Operations on the adrenal glands can be done using open or minimally invasive techniques from either an anterior or posterior approach. Because the posterolateral anatomy is basically the same for both adrenal glands, the surgical approach through the flank is the same for both glands. The glands are fixed to the posterior abdominal wall by the renal fascia, allowing direct access to the glands. The posterior approach is begun with an incision made along the 12th rib, which is usually removed to facilitate exposure. The latissimus dorsi muscle is divided and the peritoneum is reflected away. To improve exposure the diaphragm can be divided to, after bluntly mobilizing the pleura. Once this is accomplished, the transversalis muscle is divided and the kidney is retracted inferiorly to expose the adrenal [10]. The posterior minimally invasive or retroperitoneoscopic approach is not commonly used in children, unless there has been extensive previous abdominal surgery or the child is obese [21]. The retroperitoneoscopic approach begins with a small incision at the tip of the 12th rib. With blunt finger dissection, a space is created to insert the first trocar. The space is opened using a balloon trocar and high (20–24 mmHg) insufflation pressures prior to placing additional trocars [25].

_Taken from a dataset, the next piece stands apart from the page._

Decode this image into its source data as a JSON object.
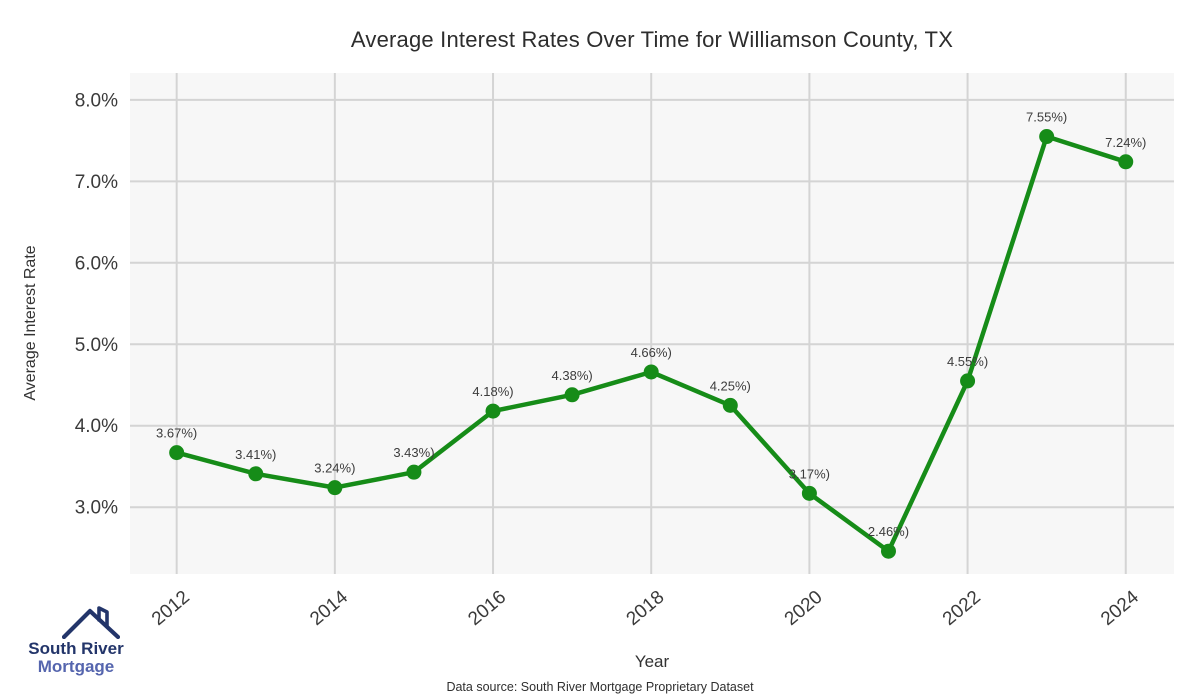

The anterior approach to the right and left glands is different because of the asymmetric anatomy of the glands. Open anterior adrenal procedures are most commonly performed through a subcostal incision. For bilateral lesions a chevron or midline incision can be used. The most common approach used for laparoscopic adrenal surgery is an anterior approach with the patient in a lateral position, although the procedure can be performed in the supine position as well [26]. Although single incision (SILS) laparoscopic adrenal surgery has been described, most surgeons continue to prefer a standard laparoscopic approach for adrenal procedures [27]. Whether an open or minimally invasive technique is used, the steps of the procedure are the same. On the right side, the posterior attachments of the liver to the diaphragm are divided [11]. The liver can them be retracted superiorly to expose the fascia covering the adrenal gland. If additional exposure is needed, the small veins draining the caudate lobe into the vena cava can be divided [11]. If necessary, the duodenum can mobilized medially with a Kocher maneuver to further expose the vena cava and the kidney [10, 11]. On the left side, the omentum is divided off the colon and the lesser sac entered. The inferior, avascular border of the pancreas can be dissected free and elevated to reveal the adrenal [11]. For small tumors, this direct approach through the lesser sac usually provides adequate exposure, however for large tumors visceral rotation may be required to adequately expose the adrenal gland and aorta. In this maneuver, the splenic flexure of the colon, spleen, and tail of the pancreas are mobilized and retracted medially [10]. Once the gland is adequately exposed, identification and ligation of the adrenal vein is usually carried out first. As previously noted, the right adrenal vein empties directly into the vena cava; the left vein joins the inferior phrenic vein to empty into the left renal vein. Once the vein is divided, medial and superior dissection to identify the arteries supplying the gland can be carried out.